I should mention that, whilst I had noticed the Fairtrade logo on bags of Tate & Lyle sugar more than three months ago and had already mentally added them to the list of brands I will put in my shopping trolley, I hadn’t planned to post about this switch until I received an email from the agency representing Tate & Lyle. The cynical among you might now be thinking, “Aha – I thought you said you didn’t do advertising on your blog.” Well, no. I actually said that I rarely find anything to inspire me in the sort of generic, ‘write-about-this-and-we’ll-send-you-loads-of-freebies’ emails that seem to do the rounds in the food blogging world. I’m more than happy to receive suggestions that attune with my own passions and views however, and I welcomed an opportunity to delve further into the background behind Tate & Lyle’s conversion to Fairtrade.

I have to confess that I find Tate & Lyle’s new Fairtrade website more interesting than their Facebook page, We Love Baking, but that’s probably because I still don’t really ‘get’ Facebook. With three children, I struggle to find time even to check my email once a day, so I’m an unlikely candidate for becoming part of an active online community anymore. But that’s not Facebook’s fault, and the Tate & Lyle baking group certainly appears to be motivated and encouraging.

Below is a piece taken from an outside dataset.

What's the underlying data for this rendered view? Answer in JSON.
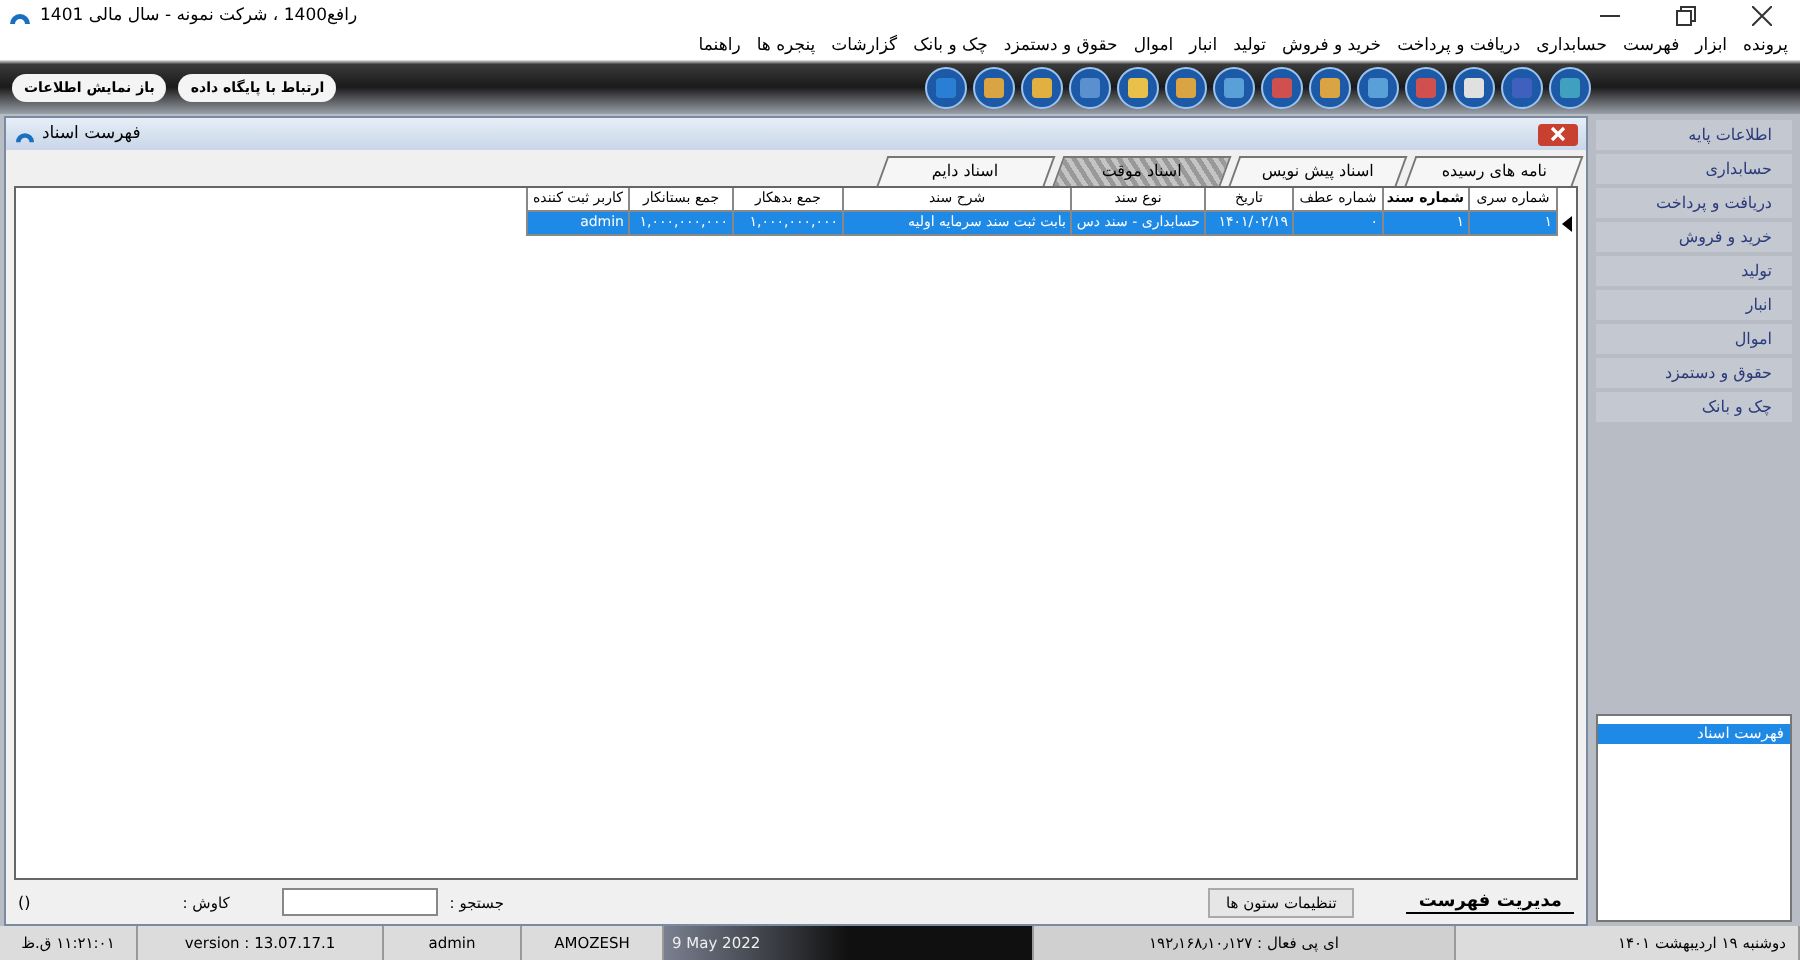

So why has it taken me so long to get around to writing this post? Well, as I just said, I’m slightly tied up in the taxi-driving madness of motherhood these days, so any job that doesn’t directly involve placating screaming children tends to be relegated to the bottom of the to-do list. But Tate & Lyle very kindly sent me a package of their Fairtrade sugar samples in a follow-up to their original email, so surely I could have kicked my ass into gear before now? Okay, okay, I know – but you see, the problem wasn’t solely a time-issue thing. I couldn’t decide exactly which recipe I most wanted to write about.

First of all, there was the best chocolate chip cookie recipe ever. The one that used Tate & Lyle’s Fairtrade granulated sugar.

Then there was the one for the white chocolate and cardamom cookies we made for the children’s ballet teacher at the end of term. Drizzled with melted white chocolate, the rich cardamom mingled with the perfumes of vanilla to create almost lemony overtones. Besides, I also wanted to tell you about the ballet school’s show and urge anyone within distance to hurry to the Manor Pavillion in Sidmouth on January 15th/16th next year to see The Lost Girl and other ballets.

Then the snow fell, fairy lights twinkled in the trees and we found ourselves racing headlong towards a breathtakingly beautiful white Christmas. We mixed together the seasonal colours and created orange-spiced cookies bursting with pistachios, cranberries and white chocolate chips for our neighbours.

It might have been three months in the making, but I would finally like to conclude my overdue exposition on sugar with perhaps the best gift of all (depending on your aversion or otherwise to cookies) – the recipe for the best-ever chocolate chip cookie with variations for white chocolate cardamom and seasonal colour varieties.

Enjoy – and Happy Holidays 🙂

Best Ever Chocolate Chip Cookies (by me and according to my children)

7 3/4 oz butter, softened
5 1/2 oz Fairtrade granulated sugar
6 oz Fairtrade light brown muscovado sugar
1 tsp vanilla extract
2 large eggs (3 1/2 oz without shells)
12 3/4 oz strong white (bread) flour
1 tsp baking soda
1 tsp salt
12 oz plain/milk chocolate chips

Preheat the oven to 190 degrees C.

Cream the butter and sugar in a large bowl.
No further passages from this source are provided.